The rent is too high because of an excess of demand. Thus, the clearest answer to skyrocketing rents is to meet demand. That means allowing builders to build up. Too often, a small but vocal minority of residents — “not in my backyard” (NIMBY) proponents — drown out sensible attempts by lawmakers to adjusting zoning for future growth.
Instead, try becoming a “yes, please in my backyard” advocate. There’s enough room in our cities for sustained growth. We just have to help make rents a little less colossal, and a little more realistic for its residents, those here and to come. Businesses beneficial to a community will remain only so long as their employees have housing that accommodates a productive workforce. Travel time in commute reduces that productivity. Businesses then respond, either politically for change or by relocating to more employee-friendly digs. Brokers and builders have a need to be concerned.
That while San Francisco is enmeshed in high cost complicated regulations, bureaucracies, and stunning void of city wide housing planning we will continue seeing absurd housing costs, both purchase and rental: a malady that’s part of the same blindness allowing a society to spend more on prisons than on schools, spend more on foreign wars than on health and well-being of it’s citizens. Ever hear of Rome?
Room for growth in San Fran? Have you seen San Francisco. The houses are practically on top of each other! And that was decades ago! The solution to high rents in L.A. is to LOWER RENTS! Rents are outrageous! They are twice or more as high as other states. It’s greed, plain and simple. Building more will not handle it. Rents just keep going up. My landlord told me straight out that they raised the rent “because we can.” No other reason. And this is in a so-called “rent controlled” area. Yeah, right.
In order to balance the situation and solve the shortage of housing, only option is to build more. There is no other magic to solve the problem. Liberalize the zoning rules and allow to build more housing units without compromising health and safety issues.

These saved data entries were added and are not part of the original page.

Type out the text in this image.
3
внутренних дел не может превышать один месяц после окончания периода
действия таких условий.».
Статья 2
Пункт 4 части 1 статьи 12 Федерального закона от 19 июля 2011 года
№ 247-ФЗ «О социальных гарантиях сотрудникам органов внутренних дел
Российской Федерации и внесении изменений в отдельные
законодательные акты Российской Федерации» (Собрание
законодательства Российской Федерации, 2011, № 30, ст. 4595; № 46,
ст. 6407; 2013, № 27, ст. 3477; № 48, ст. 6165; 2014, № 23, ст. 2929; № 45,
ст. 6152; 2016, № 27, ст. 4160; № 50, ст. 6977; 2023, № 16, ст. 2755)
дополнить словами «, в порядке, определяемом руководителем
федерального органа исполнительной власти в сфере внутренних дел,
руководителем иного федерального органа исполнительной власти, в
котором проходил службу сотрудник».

The best way to alleviate the shortage of inner-city housing and decay would be for cities to place an overlay over their entire city that would encourage adaptive reuse. The application would be subject to a pre-development review processed within a maximum of ninety days. The overlay would allow for multifamily, live/work and mixed use, depending on the economics and location. Parking requirements would be lessened to reduce inner city traffic and to encourage the use of public transportation and shared vehicle solutions. Off-site parking could be used as a function of density calculations.
The solution is not to build more, developers will always give this as a first option because it puts more money in their pockets. The real problem is in lack of control over investors. In America we pride ourselves on free market however this is back firing. I work the San Diego area and I can tell you the real reason for sky high prices is not high paying jobs with high demand. In our downtown area a vast majority (about 18% last time I looked) of all units were owned by 3 men. These men have set very high rental rates and if one wishes to live downtown they must pay it. Often times these rates are double what it would cost to buy the unit if it were placed on the open market. The real problem with the housing market is greed. For those watching closely we are back at the same place we were in 2006, I do not predict a rosy outcome for us or our children.
On top of the improved economy, in Los Angeles, East San Gabriel, Asian community many new immigrants come with foreign investment money as well as new business make the rental market more demanding and the study may not able to cover such scare ethic minority situation. A house often rented to share families.
I am an engineer with real estate background and is sad to see the quality of life change do to lack of high paying jobs and foreign investments.